Вот здесь воистину просидел бы всю жизнь, была бы на то его воля, и толпы эти проходили бы скоплением теней внешнего мира.
Мрамор, мрак, морок.
Втиснутая в такое малое замкнутое пространство концентрированная тяжесть несущих колонн, арок, пилястров, наличников, которых с лихвой бы хватило на палаццо, говорит о желании придать избыточную прочность этому преддверию в пределы потустороннего мира, некое укрытие от непереносимой тяжести внешнего земного мира, заглядывающего в редко высеченные высоко под потолком окна слепыми разъяренными бельмами невидящего, но испепеляющего солнца.
Но столь надежно, казалось бы, отторгнутый внешний мир прорывается изнутри, в скульптурах над упокоившимися Лоренцо и Джулиано Медичи, напрочь противопоказанных и противопоставленных мертвой геометричности окружения, и «День» — мужчина, чье сильное зрелое тело сжато ужасом пробуждения, мерзостью суеты, называемой жизнью (сколько раз там, в подвале-мастерской, пробуждался Кон в омерзении перед вынужденным вступлением в еще один пустой, шумный, бестолковый, ненужный день, из тех, которыми полно наше существование), жаждет слияния с женщиной, возлежащей напротив, символизирующей «Вечер», женщиной, чья нагота полна грации и утешения, но лицо погружено в раздумья, уносящие в «Сумерки», торопящие в «Ночь», в спасительные сны.
Жизнь?
Разве это не сны о ней, сны да сны, перетекающие один в другой, и все время над пропастью, за миг до падения, прыжка, исчезновения?
Сны о жизни.
Все четыре фигуры не просто возлежат, а как бы соскальзывают вместе с обломком камня, из которого они возникли, обрывком земли, клочком склеившегося с их жизнью мира, существуют, действуют, грезят, все время зависнув над пропастью.

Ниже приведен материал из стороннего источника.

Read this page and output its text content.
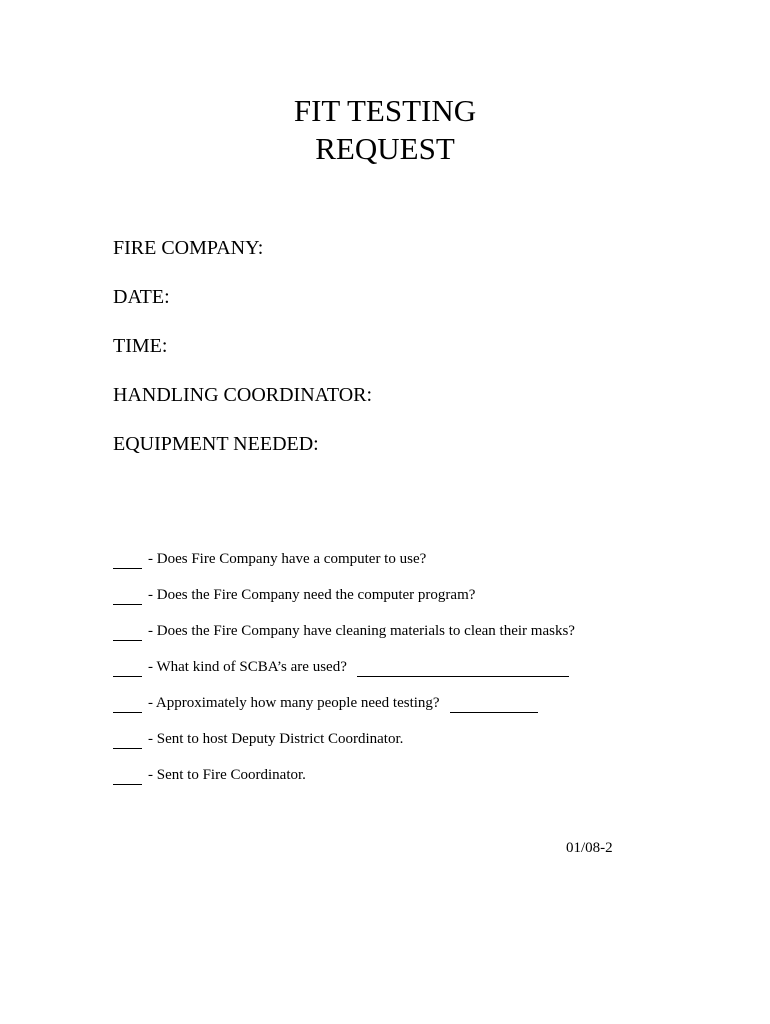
FIT TESTING
REQUEST
FIRE COMPANY:
DATE:
TIME:
HANDLING COORDINATOR:
EQUIPMENT NEEDED:
- Does Fire Company have a computer to use?
- Does the Fire Company need the computer program?
- Does the Fire Company have cleaning materials to clean their masks?
- What kind of SCBA’s are used?
- Approximately how many people need testing?
- Sent to host Deputy District Coordinator.
- Sent to Fire Coordinator.
01/08-2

Вся жизнь это зависание над пропастью, это сны над звенящей пропастью.
Пробуждение пусть мгновенное, но окончательное и — прыгаешь с кампаниллы Джотто, под колеса, в петлю.
Лишь Дева непорочная, Богоматерь в нише у входа обнимает ребенка, как и весь мир этих висящих над пропастью жизней, с обреченной заботливостью.
Всю жизнь мечтал Кон добраться до этих работ Микельанджело.
Разве момент истины это уже не пребывание по ту сторону мира?
Никого не видеть.
Бежать в Рим, обратно, одному.
Маргалит и Майз отлично проводят время вдвоем. У них много общего. Они вписаны, влиты, включены, кого-то потеряли, кого-то ищут, но страдания их обложены ватой благополучия, общего семейного участия, да и трагедии их внесемейные: ну потеряла она любимого, а он и вовсе незнакомого, к тому же двоюродного брата, но родители и у нее, и у него живы, не мокнут на заброшенных кладбищах; у женатого Майза сын и дочь, этакое гнездо уюта, поэтому и не хватает ему этой игры в разочарование жизнью с тягой потустороннего в скандинавском варианте.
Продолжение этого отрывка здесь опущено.